The money Johnson pays Kidd is enough to buy the wagon, another horse, and some supplies for the journey. But they will need more supplies en route, so the Captain must keep working. Any time they reach a town large enough to have a news agent, Kidd buys a collection of the most recent newspapers he canfind. When they arrive in a new town, he hires a hall (usually a church or a theatre) and prints up posters advertisin­g that the News of the World will be presented that evening. He and Johanna spend part of the afternoon posting these leaflets before going to their hotel to have supper and prepare for the evening’s show. Kidd tries to get papers from as far away as possible: the Eastern and Northern states, and even Europe if he is lucky. Bitter experience has taught him to steer as far away from Texas politics as he could.
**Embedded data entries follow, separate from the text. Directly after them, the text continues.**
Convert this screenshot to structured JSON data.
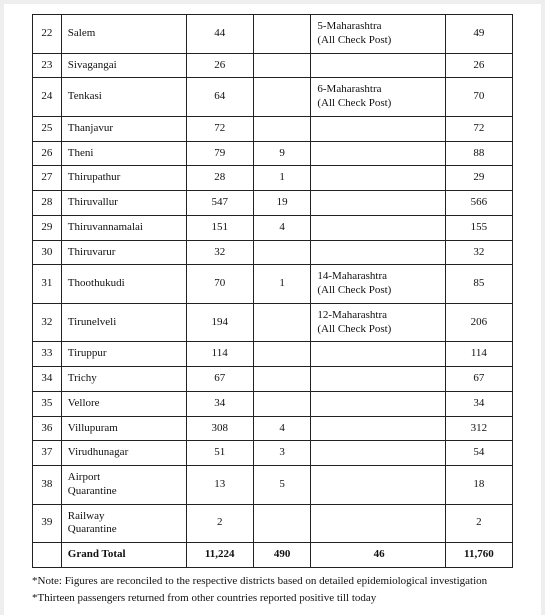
{
  "table": {
    "rows": [
      {
        "sn": "22",
        "name": "Salem",
        "c3": "44",
        "c4": "",
        "c5": "5-Maharashtra\n(All Check Post)",
        "c6": "49"
      },
      {
        "sn": "23",
        "name": "Sivagangai",
        "c3": "26",
        "c4": "",
        "c5": "",
        "c6": "26"
      },
      {
        "sn": "24",
        "name": "Tenkasi",
        "c3": "64",
        "c4": "",
        "c5": "6-Maharashtra\n(All Check Post)",
        "c6": "70"
      },
      {
        "sn": "25",
        "name": "Thanjavur",
        "c3": "72",
        "c4": "",
        "c5": "",
        "c6": "72"
      },
      {
        "sn": "26",
        "name": "Theni",
        "c3": "79",
        "c4": "9",
        "c5": "",
        "c6": "88"
      },
      {
        "sn": "27",
        "name": "Thirupathur",
        "c3": "28",
        "c4": "1",
        "c5": "",
        "c6": "29"
      },
      {
        "sn": "28",
        "name": "Thiruvallur",
        "c3": "547",
        "c4": "19",
        "c5": "",
        "c6": "566"
      },
      {
        "sn": "29",
        "name": "Thiruvannamalai",
        "c3": "151",
        "c4": "4",
        "c5": "",
        "c6": "155"
      },
      {
        "sn": "30",
        "name": "Thiruvarur",
        "c3": "32",
        "c4": "",
        "c5": "",
        "c6": "32"
      },
      {
        "sn": "31",
        "name": "Thoothukudi",
        "c3": "70",
        "c4": "1",
        "c5": "14-Maharashtra\n(All Check Post)",
        "c6": "85"
      },
      {
        "sn": "32",
        "name": "Tirunelveli",
        "c3": "194",
        "c4": "",
        "c5": "12-Maharashtra\n(All Check Post)",
        "c6": "206"
      },
      {
        "sn": "33",
        "name": "Tiruppur",
        "c3": "114",
        "c4": "",
        "c5": "",
        "c6": "114"
      },
      {
        "sn": "34",
        "name": "Trichy",
        "c3": "67",
        "c4": "",
        "c5": "",
        "c6": "67"
      },
      {
        "sn": "35",
        "name": "Vellore",
        "c3": "34",
        "c4": "",
        "c5": "",
        "c6": "34"
      },
      {
        "sn": "36",
        "name": "Villupuram",
        "c3": "308",
        "c4": "4",
        "c5": "",
        "c6": "312"
      },
      {
        "sn": "37",
        "name": "Virudhunagar",
        "c3": "51",
        "c4": "3",
        "c5": "",
        "c6": "54"
      },
      {
        "sn": "38",
        "name": "Airport\nQuarantine",
        "c3": "13",
        "c4": "5",
        "c5": "",
        "c6": "18"
      },
      {
        "sn": "39",
        "name": "Railway\nQuarantine",
        "c3": "2",
        "c4": "",
        "c5": "",
        "c6": "2"
      }
    ],
    "total": {
      "label": "Grand Total",
      "c3": "11,224",
      "c4": "490",
      "c5": "46",
      "c6": "11,760"
    }
  },
  "notes": {
    "n1": "*Note: Figures are reconciled to the respective districts based on detailed epidemiological investigation",
    "n2": "*Thirteen passengers returned from other countries reported positive till today"
  },
  "style": {
    "page_bg": "#ffffff",
    "outer_bg": "#eeeeee",
    "border_color": "#222222",
    "text_color": "#111111",
    "cell_fontsize": 11,
    "notes_fontsize": 11,
    "font_family": "Georgia, 'Times New Roman', serif",
    "col_widths_pct": [
      6,
      26,
      14,
      12,
      28,
      14
    ]
  }
}
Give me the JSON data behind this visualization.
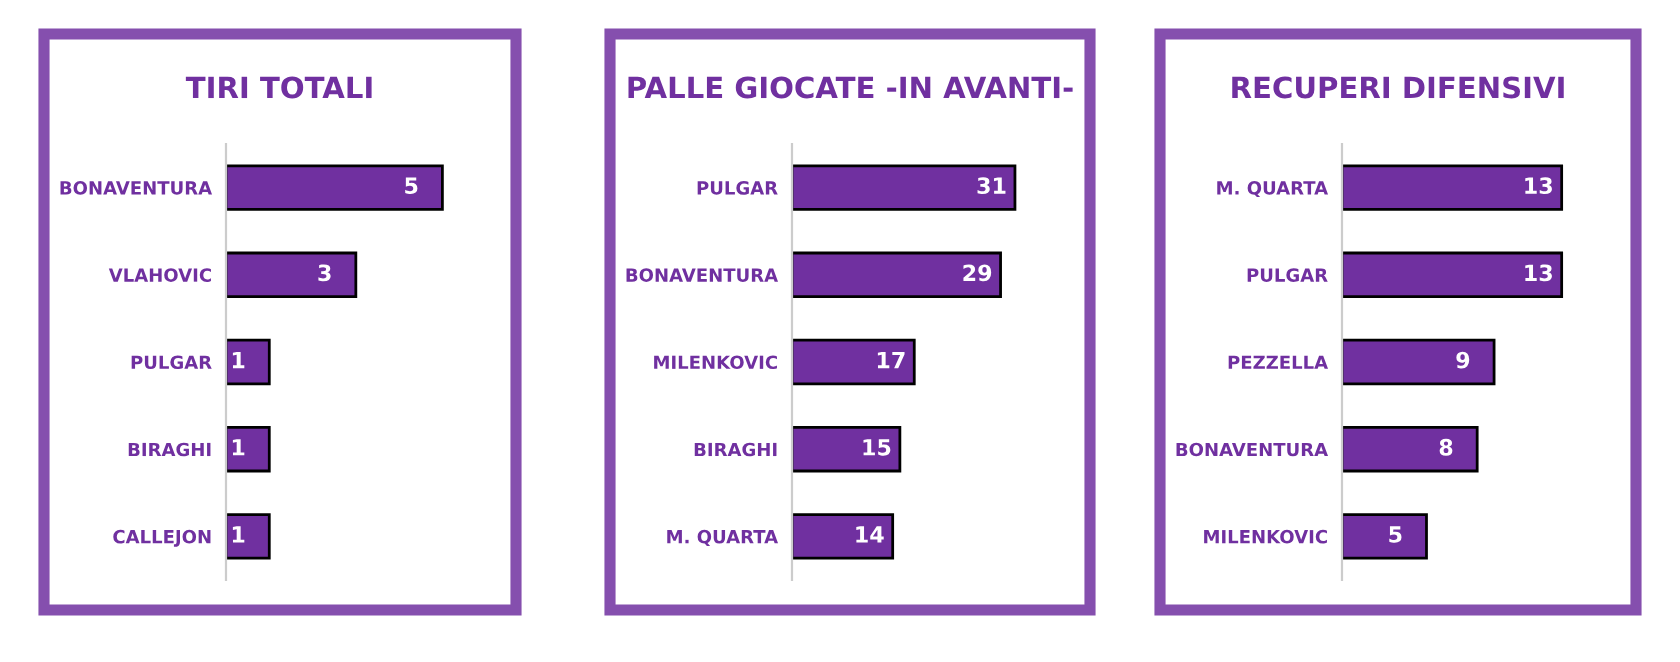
{
  "chart_data": [
    {
      "type": "bar",
      "orientation": "horizontal",
      "title": "TIRI TOTALI",
      "categories": [
        "BONAVENTURA",
        "VLAHOVIC",
        "PULGAR",
        "BIRAGHI",
        "CALLEJON"
      ],
      "values": [
        5,
        3,
        1,
        1,
        1
      ],
      "color": "#7030a0",
      "data_labels": true,
      "grid": false,
      "legend": false
    },
    {
      "type": "bar",
      "orientation": "horizontal",
      "title": "PALLE GIOCATE -IN AVANTI-",
      "categories": [
        "PULGAR",
        "BONAVENTURA",
        "MILENKOVIC",
        "BIRAGHI",
        "M. QUARTA"
      ],
      "values": [
        31,
        29,
        17,
        15,
        14
      ],
      "color": "#7030a0",
      "data_labels": true,
      "grid": false,
      "legend": false
    },
    {
      "type": "bar",
      "orientation": "horizontal",
      "title": "RECUPERI DIFENSIVI",
      "categories": [
        "M. QUARTA",
        "PULGAR",
        "PEZZELLA",
        "BONAVENTURA",
        "MILENKOVIC"
      ],
      "values": [
        13,
        13,
        9,
        8,
        5
      ],
      "color": "#7030a0",
      "data_labels": true,
      "grid": false,
      "legend": false
    }
  ]
}
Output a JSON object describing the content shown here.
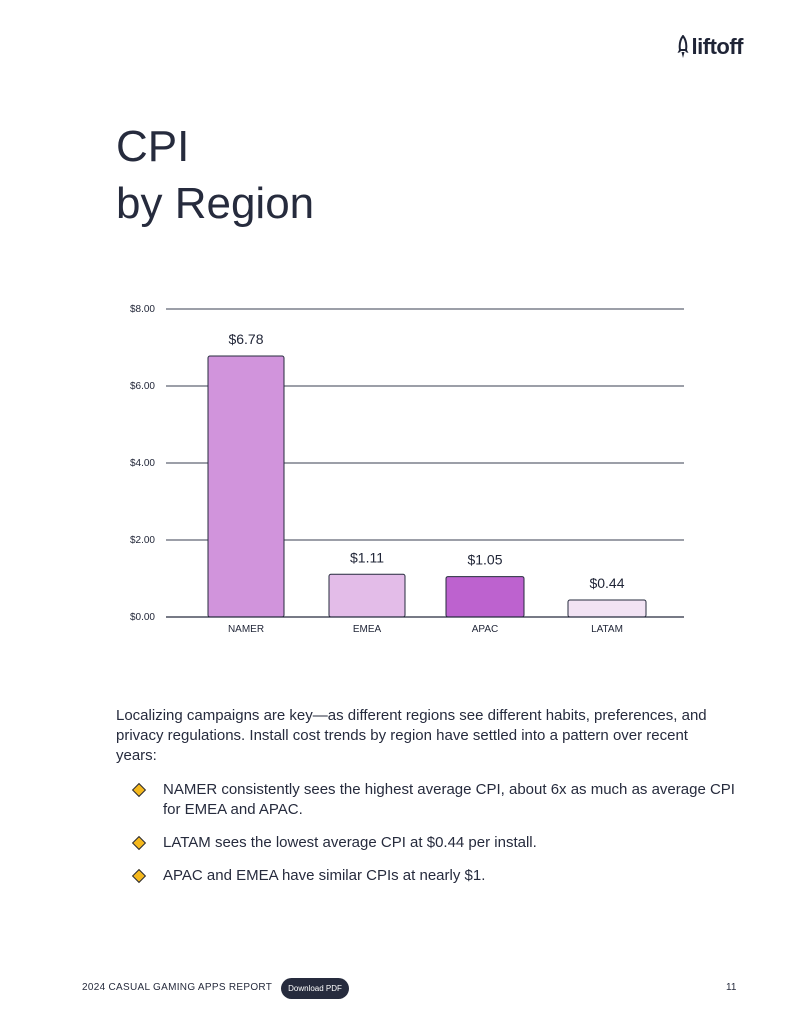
{
  "brand": {
    "logo_text": "liftoff",
    "logo_icon": "rocket-icon"
  },
  "page_title": {
    "line1": "CPI",
    "line2": "by Region"
  },
  "chart_data": {
    "type": "bar",
    "title": "",
    "xlabel": "",
    "ylabel": "",
    "categories": [
      "NAMER",
      "EMEA",
      "APAC",
      "LATAM"
    ],
    "values": [
      6.78,
      1.11,
      1.05,
      0.44
    ],
    "value_labels": [
      "$6.78",
      "$1.11",
      "$1.05",
      "$0.44"
    ],
    "bar_colors": [
      "#d194dc",
      "#e3bce8",
      "#bd62cf",
      "#f2e3f4"
    ],
    "ylim": [
      0,
      8
    ],
    "yticks": [
      0,
      2,
      4,
      6,
      8
    ],
    "ytick_labels": [
      "$0.00",
      "$2.00",
      "$4.00",
      "$6.00",
      "$8.00"
    ],
    "grid": true
  },
  "body": {
    "intro": "Localizing campaigns are key—as different regions see different habits, preferences, and privacy regulations. Install cost trends by region have settled into a pattern over recent years:",
    "bullets": [
      "NAMER consistently sees the highest average CPI, about 6x as much as average CPI for EMEA and APAC.",
      "LATAM sees the lowest average CPI at $0.44 per install.",
      "APAC and EMEA have similar CPIs at nearly $1."
    ]
  },
  "footer": {
    "report_label": "2024 CASUAL GAMING APPS REPORT",
    "download_label": "Download PDF",
    "page_number": "11"
  }
}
Because he has been doing this work for a few years, Kidd is now a minor celebrity. He keeps meeting people who have heard him perform before. Several times he is warned to avoid a certain part of town because it is full of “Hamilton People” or “Davis People”. One glaring weakness in this book is that Jiles never explains the significan­ce of these cautions. Andrew Jackson Hamilton is the first military governor appointed by the victorious Union army after the end of the War in 1865. Edmund Jackson Davis is a Union sympathize­r who served as a general in the Union army and has recently defeated Hamilton in the 1869 election for governor. He is scheduled to assume office in a few months time.

Johanna learns to function as the gatekeeper at Kidd’s presentati­ons, making sure that everyone who enters contribute­s a dime to the collection can. More than once, they are forced to leave town in the middle of the night in an effort to escape people who mean them harm. This means that they have money, but have not had the chance to visit stores to buy the goods they need. On one perilous occasion, Johanna’s ingenuity saves their skins when they are pursued by three gangsters before having the opportunit­y to acquire ammunition for the Captain’s guns.
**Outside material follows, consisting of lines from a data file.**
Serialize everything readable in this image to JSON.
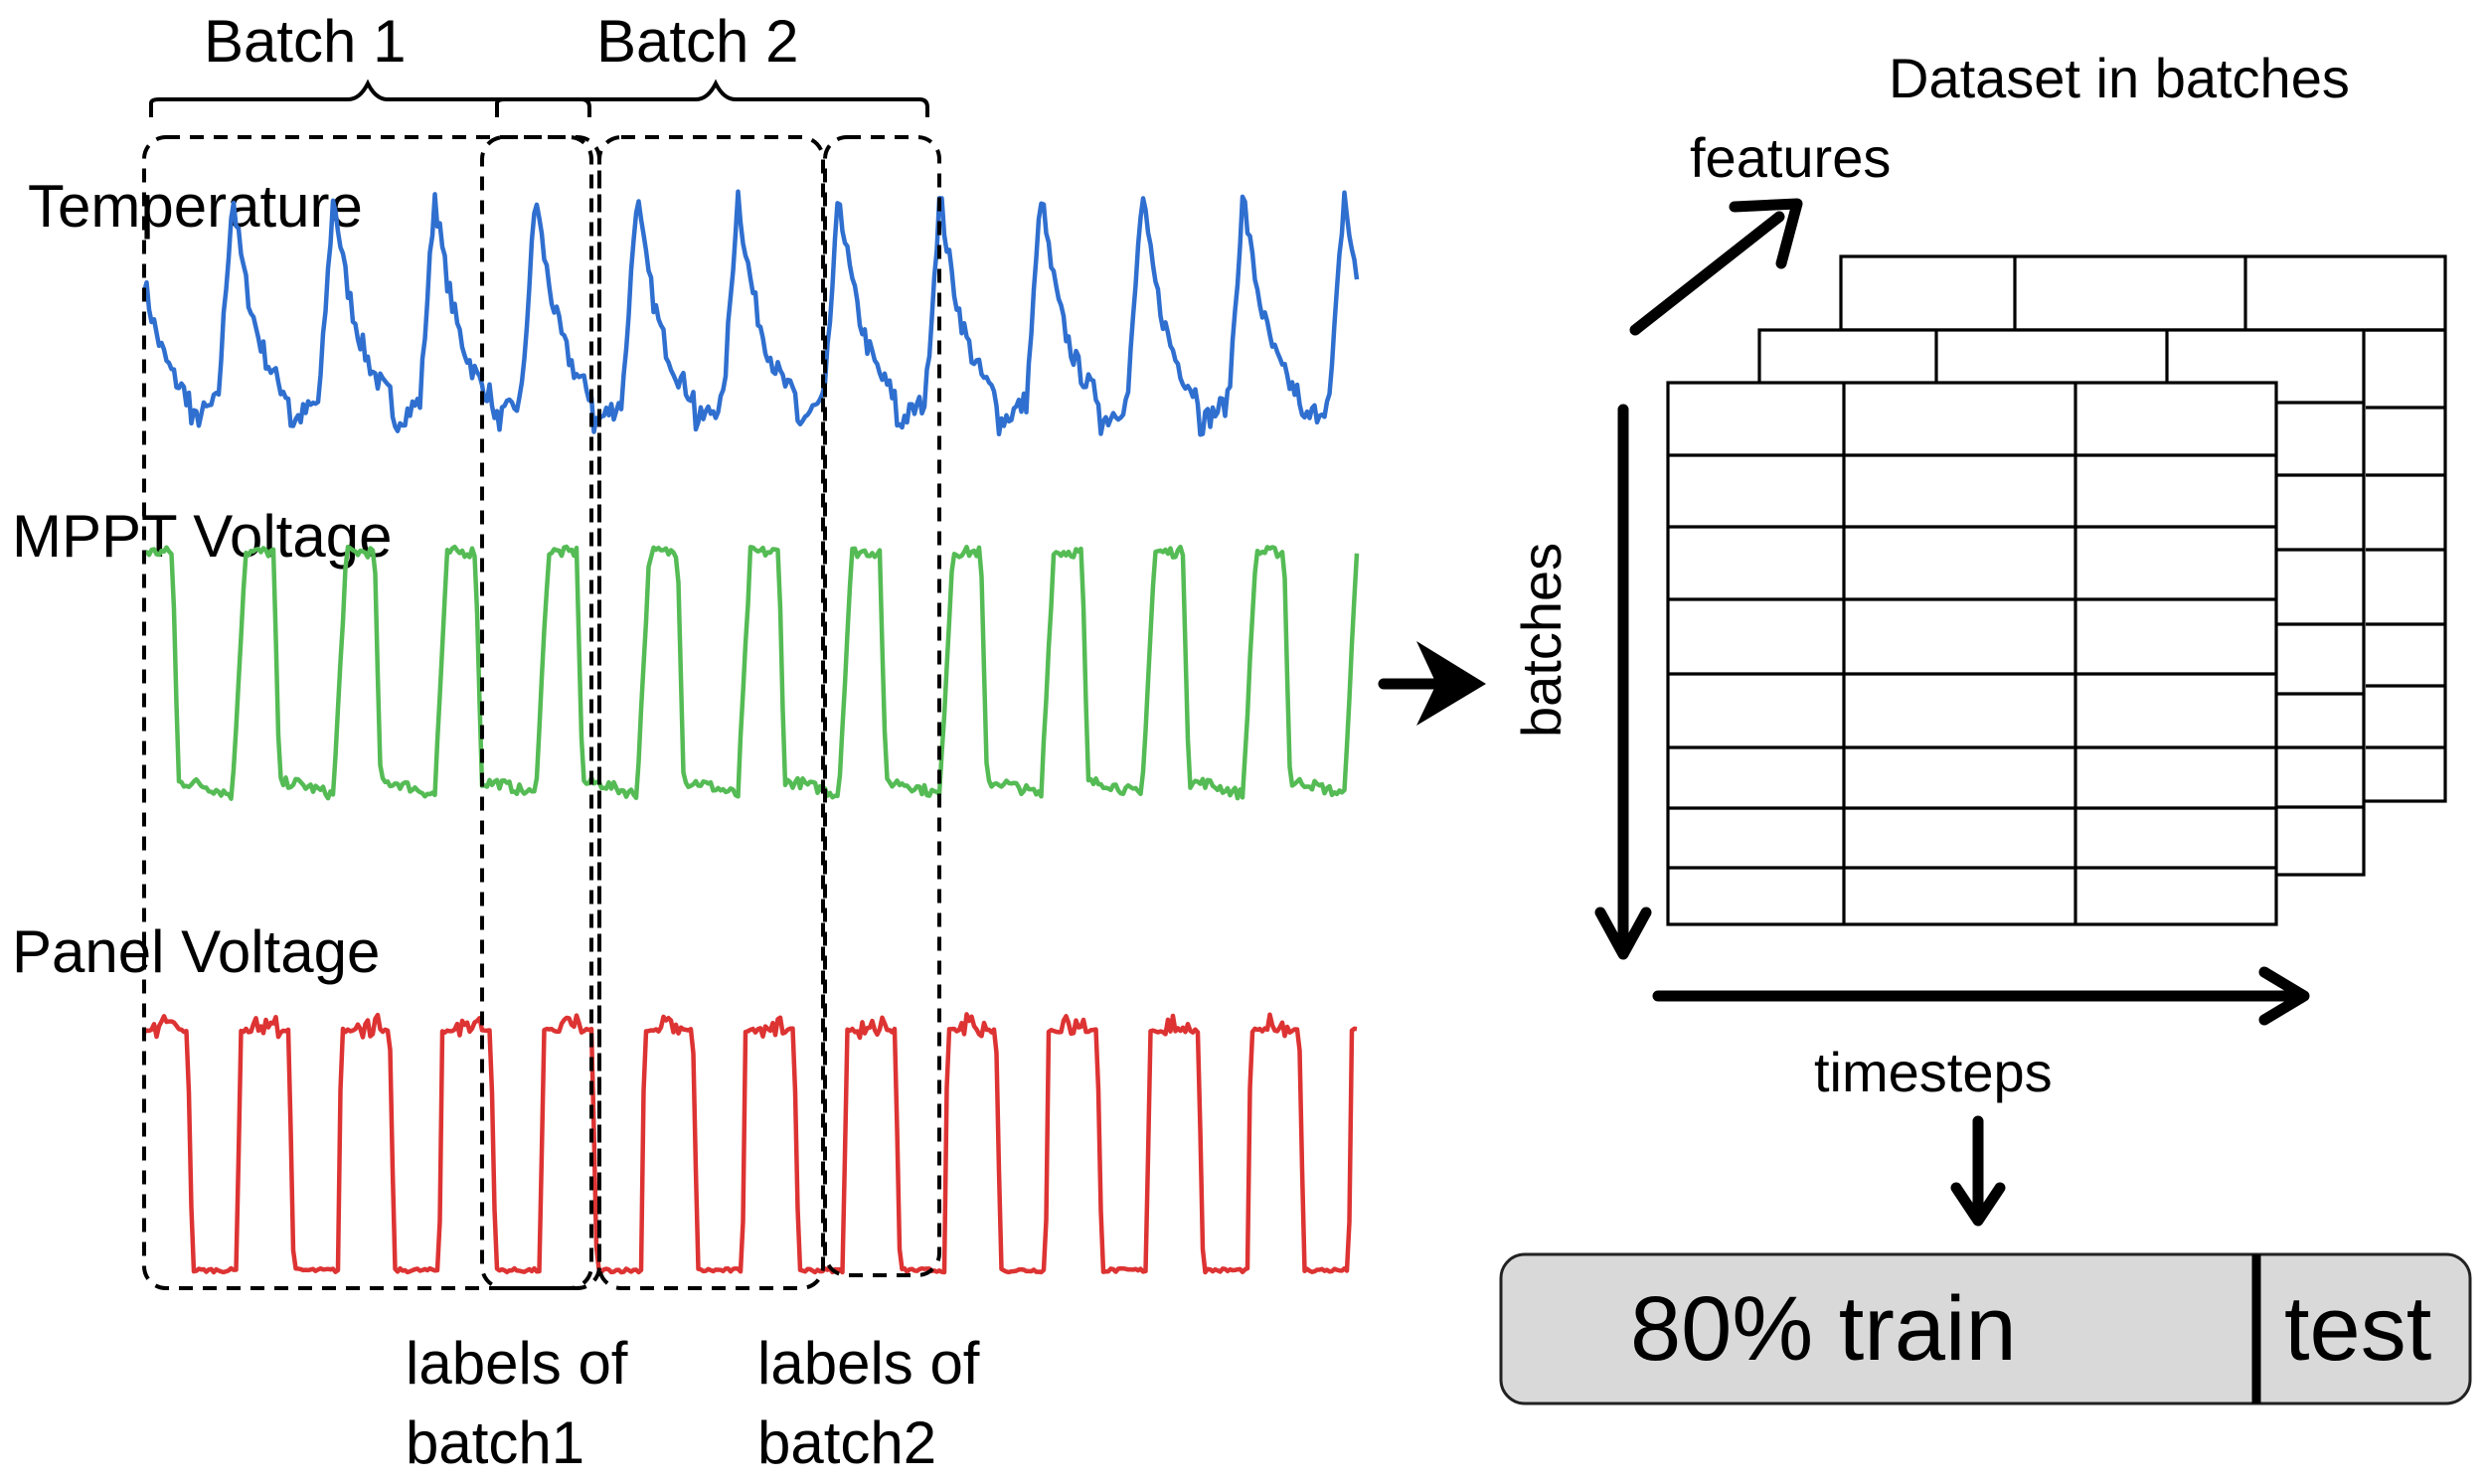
{
  "batch_labels": [
    "Batch 1",
    "Batch 2"
  ],
  "signals": [
    {
      "name": "Temperature",
      "color": "#2f6fcf"
    },
    {
      "name": "MPPT Voltage",
      "color": "#55bb55"
    },
    {
      "name": "Panel Voltage",
      "color": "#dd3333"
    }
  ],
  "labels_of_batch1": [
    "labels of",
    "batch1"
  ],
  "labels_of_batch2": [
    "labels of",
    "batch2"
  ],
  "dataset": {
    "title": "Dataset in batches",
    "features_label": "features",
    "batches_label": "batches",
    "timesteps_label": "timesteps"
  },
  "split": {
    "train_label": "80% train",
    "test_label": "test",
    "fill": "#d9d9d9"
  }
}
Jiles covers a wide range of emotions in this yarn. There are sad moments and cheerful ones, and even some very funny episodes. There are also really exciting passages. The Captain and the girl both learn a lot from each other, and not just about language. The reader will find the story both instructiv­e and enjoyable.

Jiles was born and educated in the US, but moved to Toronto to work for the CBC in 1969. She spent several years setting up FM stations in aboriginal languages in northern Ontario and Quebec and learned to speak Ojibwe. She won the Governor-general’s prize for poetry in 1984. In 1991 she married an American and moved to Texas, where she still lives. She has published several novels, including Enemy Women (2002), which won the Rogers Writers’ Trust Fiction Prize. News of the World was a National Book Award finalist and is now available at the Lennoxvill­e Library.